Dump Valve
East London label Dump Valve’s catalogue numbers aren’t even in the 20s yet, despite the fact that their first 12-inch release – DJ Target’s ‘Earth Warrior’ – was back in 2001. Although most of the imprint’s output is produced by members of original Grime crew Pay As U Go Cartel and Rinse FM regulars like DJ Wonder, early instrumental offerings such as Wizzbit’s ‘Jam Hot’ and Geeneus’ ‘Detroit’ have more in common with early releases on Warp Records than with So Solid Crew.
The links between Britain’s most renowned electronic label, Warp, and Grime’s most sonically radical producers aren’t as tenuous as you might believe. Warp’s early releases were by white and black working-class producers who sought to create a new, totally British dance music, steeped in both Kraftwerk’s sharp, pristine eight-bit electronic shapes and Jamaican dub’s low-end propulsion.
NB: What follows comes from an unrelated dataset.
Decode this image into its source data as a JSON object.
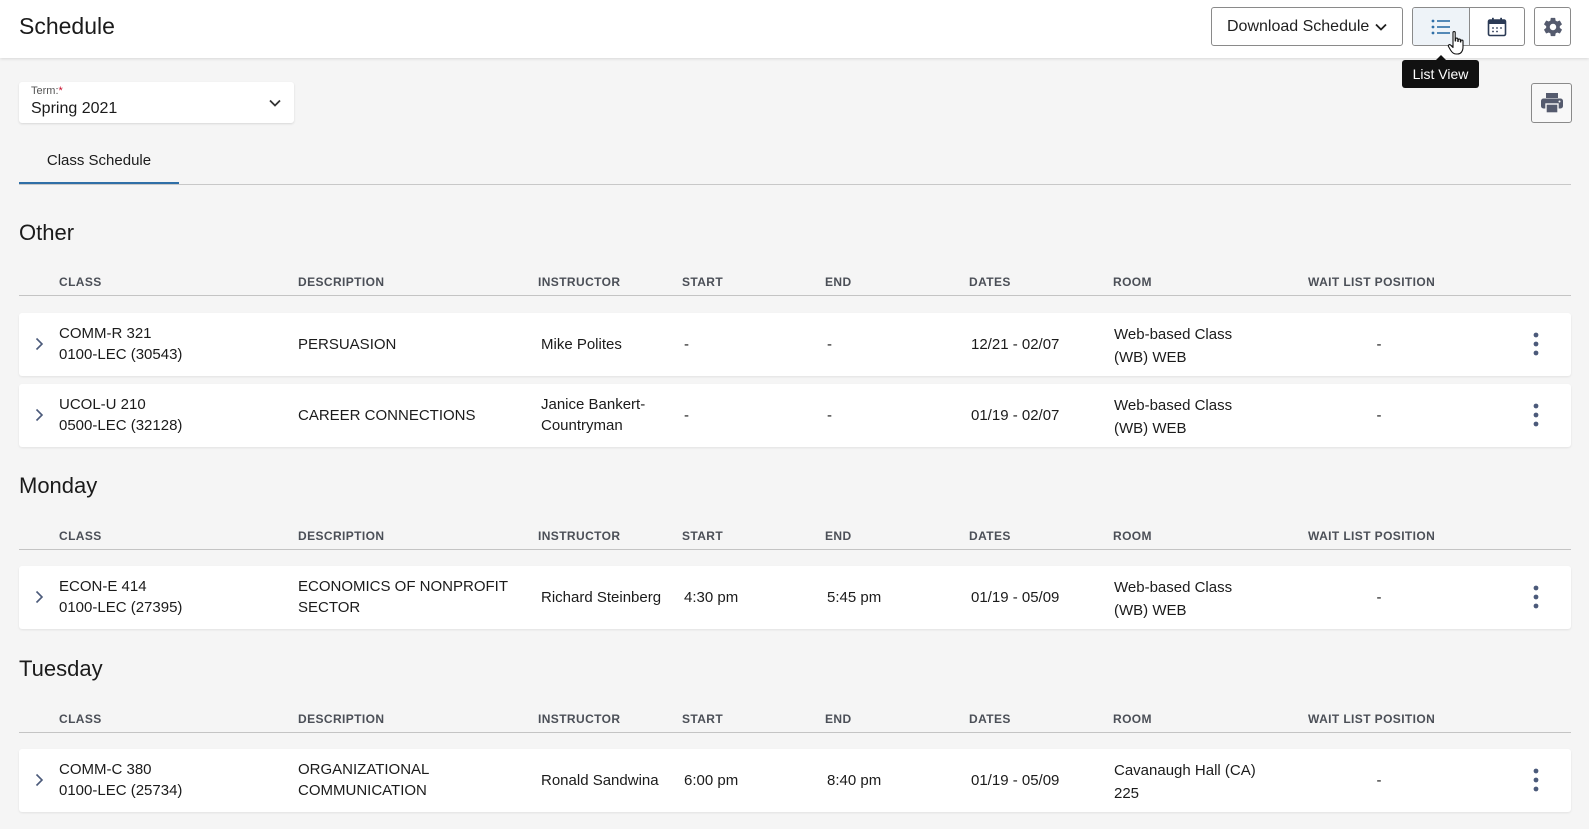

Wiley’s Dump Valve 12-inch ‘Avengerz’ (2006) has an uncanny resemblance to the ‘bleeps and clonks’ of Sweet Exorcist – the brilliant late-1980s’ Warp collaboration between Cabaret Voltaire’s Richard H. Kirk and DJ Parrot (later of All Seeing I).
Since Indie Rock writers in the early 1990s shamefully prefixed ‘intelligent’ to Dance music – especially Jungle – to distinguish white dance producers such as Aphex Twin, Autechre, Photek and T-Power from their black counterparts, there now seems to be a reluctance to over-intellectualize black music forms – especially as ‘intelligent dance music’ seemed to mean little more than white Aphex copyists or, worse still, in the case of ‘intelligent drum ‘n’ bass’, a predominantly awful jazz-lite that sounds more like Kenny G and Al Jarreau than Miles Davis and John Coltrane. Perversely, this today seems to be to the detriment of experimental producers working within the narrow confines of the Grime genre. Now that the Harmony Korine and Vice magazine generation equate dark, violent and dumb with cool and fashionable – whether Norwegian Black Metal or New Orleans Rap – this means that, even if Wiley was to confess a penchant for Krzysztof Penderecki or Throbbing Gristle, it would probably be to the detriment of his image. It’s better for him to continue releasing ultra-violent raps such as ‘Gangsterz’ (2006) and saving his weirder instrumentals for Dump Valve. The coming weeks will see a whole LP’s worth of warped Wiley instrumentals, tentatively titled Eskimental.
‘What’ (2004), by DJ Wonder, is perhaps Dump Valve’s definitive release. Combining oriental chimes that sound like Ryuichi Sakamoto with a bass as dense and thick as smog, its influence on South London’s dubstep scene has been immeasurable. (Digital Mystikz’ recent ‘Misty Winter’, 2006, was so similar it could’ve passed for a remix.) Last November saw the release of his début album, Welcome to Wonderland. Although it featured a cast of leading names in UK Hip-Hop and R&B, including Mpho Skeef and Kano, its production was still more wayward than anything being offered by the electronica scene. In the last few months Dump Valve releases have stepped up their game considerably, and all their releases are excellent. Shots’ ‘Ghost EP’ keeps the oriental flavour of DJ Wonder’s ‘What’ while also being reminiscent of the dystopian Detroit techno of Suburban Knight. Danny Weed’s ‘Kick Off’ mirrors the gothic Electro of Coil’s ‘Horse Rotavator’, and Roll Deep member Scratchy’s ‘Shangooli’ recalls early Jeff Mills and Robert Hood.
Dump Valve continue the fine British tradition of white and black working-class kids creating frontier music, a tradition that runs from Joy Division and A Certain Ratio right through to Autechre, Plaid, Dillinja and Optical. You can label it however you want, because that culture of rhythmic experimentalism will always keep mutating – as long as there is cheap music software and provided there are forward-thinking labels such as Dump Valve to release the results.